There are 840 sets of five marbles that include either the lavender one or exactly one yellow one but not both colors.

Step-by-step explanation:

We need to treat the case where we get the lavender marble, then the case where we get exactly one yellow marble, because according to the question, these cases are mutually exclusive.

Given

Red Marbles = 3

Green = 3

Lavender = 1

Yellow = 3

Oranges = 4

TOTAL = 14

Now

For when we get the lavender marble alone, we have

C(1, 1) = 1!/(0! 1!) = 1/1 = 1 way to do this.

The remaining four marbles are neither lavender nor yellow.

There are 14 - 4 = 10 such marbles, so there are

C(10, 4) = 10!/(6! 4!) = 3628800/17280 = 210 ways to select the last four marbles.

In total, there are

C(1, 1) × C(10, 4) = 1 × 210 = 210 ways to select five marbles where one of them is the lavender color and none of them is yellow color.

Again, we need to get exactly one yellow marble.

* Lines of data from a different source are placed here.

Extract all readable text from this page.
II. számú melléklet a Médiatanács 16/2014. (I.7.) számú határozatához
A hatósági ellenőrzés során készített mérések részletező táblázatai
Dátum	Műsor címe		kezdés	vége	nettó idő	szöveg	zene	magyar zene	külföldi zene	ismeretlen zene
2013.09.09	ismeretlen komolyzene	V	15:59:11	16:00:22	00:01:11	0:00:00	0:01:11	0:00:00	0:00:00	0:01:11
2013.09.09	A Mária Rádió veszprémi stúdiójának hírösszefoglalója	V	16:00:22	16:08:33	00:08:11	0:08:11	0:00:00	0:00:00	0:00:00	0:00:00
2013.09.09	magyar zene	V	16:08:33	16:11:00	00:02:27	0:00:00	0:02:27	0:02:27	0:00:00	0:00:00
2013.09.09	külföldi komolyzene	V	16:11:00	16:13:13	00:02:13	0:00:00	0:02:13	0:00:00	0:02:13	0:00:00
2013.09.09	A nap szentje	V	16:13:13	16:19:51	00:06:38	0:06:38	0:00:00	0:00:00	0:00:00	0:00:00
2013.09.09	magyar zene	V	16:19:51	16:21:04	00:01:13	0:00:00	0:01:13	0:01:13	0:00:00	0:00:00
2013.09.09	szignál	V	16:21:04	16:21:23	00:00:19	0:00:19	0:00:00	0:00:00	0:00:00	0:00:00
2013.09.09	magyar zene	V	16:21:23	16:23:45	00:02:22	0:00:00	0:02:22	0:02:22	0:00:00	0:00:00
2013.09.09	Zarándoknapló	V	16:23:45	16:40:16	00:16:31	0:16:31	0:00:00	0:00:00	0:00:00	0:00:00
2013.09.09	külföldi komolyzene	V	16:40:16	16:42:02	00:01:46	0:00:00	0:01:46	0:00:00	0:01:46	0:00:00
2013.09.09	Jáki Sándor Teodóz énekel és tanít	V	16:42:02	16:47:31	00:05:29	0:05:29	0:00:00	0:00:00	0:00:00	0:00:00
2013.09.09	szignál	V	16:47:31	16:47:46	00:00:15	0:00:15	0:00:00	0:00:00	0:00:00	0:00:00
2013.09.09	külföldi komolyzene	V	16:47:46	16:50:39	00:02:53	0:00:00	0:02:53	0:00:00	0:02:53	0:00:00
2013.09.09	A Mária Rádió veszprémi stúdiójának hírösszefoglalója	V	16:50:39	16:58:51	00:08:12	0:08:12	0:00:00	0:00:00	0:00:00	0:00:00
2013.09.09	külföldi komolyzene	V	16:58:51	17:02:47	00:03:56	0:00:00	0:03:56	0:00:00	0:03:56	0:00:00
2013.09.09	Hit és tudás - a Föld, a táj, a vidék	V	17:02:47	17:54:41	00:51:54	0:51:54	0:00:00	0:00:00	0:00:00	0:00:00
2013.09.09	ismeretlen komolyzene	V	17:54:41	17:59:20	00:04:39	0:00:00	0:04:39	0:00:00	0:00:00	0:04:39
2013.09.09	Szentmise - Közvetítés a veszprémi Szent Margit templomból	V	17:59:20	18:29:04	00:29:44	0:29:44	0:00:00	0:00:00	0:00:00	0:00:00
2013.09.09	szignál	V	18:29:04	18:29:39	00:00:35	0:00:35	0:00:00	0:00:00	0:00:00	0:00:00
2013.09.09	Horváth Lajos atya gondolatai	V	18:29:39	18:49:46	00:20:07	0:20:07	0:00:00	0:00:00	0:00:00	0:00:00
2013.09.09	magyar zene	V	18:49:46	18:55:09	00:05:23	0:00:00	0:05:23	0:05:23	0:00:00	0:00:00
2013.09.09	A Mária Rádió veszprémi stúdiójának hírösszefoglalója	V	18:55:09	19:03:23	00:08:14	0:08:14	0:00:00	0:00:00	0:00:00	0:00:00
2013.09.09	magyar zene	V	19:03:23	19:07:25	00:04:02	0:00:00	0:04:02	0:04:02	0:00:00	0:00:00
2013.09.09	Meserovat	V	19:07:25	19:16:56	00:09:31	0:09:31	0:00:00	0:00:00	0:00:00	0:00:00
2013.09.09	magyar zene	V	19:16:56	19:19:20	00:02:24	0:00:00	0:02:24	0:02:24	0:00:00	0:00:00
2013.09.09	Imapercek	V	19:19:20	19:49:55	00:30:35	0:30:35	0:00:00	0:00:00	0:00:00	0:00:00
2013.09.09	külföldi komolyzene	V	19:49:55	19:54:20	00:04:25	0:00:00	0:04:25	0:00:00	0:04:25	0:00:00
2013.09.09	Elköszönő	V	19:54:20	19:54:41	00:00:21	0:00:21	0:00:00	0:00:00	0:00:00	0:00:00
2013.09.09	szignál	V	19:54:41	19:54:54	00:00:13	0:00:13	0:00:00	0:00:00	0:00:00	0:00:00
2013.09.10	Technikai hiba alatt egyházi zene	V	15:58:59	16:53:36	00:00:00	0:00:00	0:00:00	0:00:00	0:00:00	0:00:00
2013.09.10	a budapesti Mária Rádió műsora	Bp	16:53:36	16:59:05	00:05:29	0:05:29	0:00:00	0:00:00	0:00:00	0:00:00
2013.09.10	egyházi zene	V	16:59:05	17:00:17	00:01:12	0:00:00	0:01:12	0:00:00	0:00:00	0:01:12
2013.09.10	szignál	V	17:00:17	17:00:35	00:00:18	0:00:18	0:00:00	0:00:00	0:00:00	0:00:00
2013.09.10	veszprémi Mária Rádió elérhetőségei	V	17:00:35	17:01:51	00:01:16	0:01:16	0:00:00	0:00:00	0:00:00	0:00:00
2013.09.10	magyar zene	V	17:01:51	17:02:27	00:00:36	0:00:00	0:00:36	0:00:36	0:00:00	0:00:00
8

There are C(3, 1) = 3!/(2! 1!) = 6/2 = 3 ways to do this.

The other four marbles are neither yellow nor lavender, there are

14 - 4 = 10 such marbles, so we have

C(10, 4) = 210 ways to select the last four marbles.

In total, we have

C(3, 1) × C(10, 4) = 3 × 210 = 630 ways to get exactly one yellow marble.

Finally, using the principle of addition to find the total number of ways to choose a set of five marbles that include either the lavender one or exactly one yellow

one, but not both. We have 210 + 630 = 840 ways to do

this.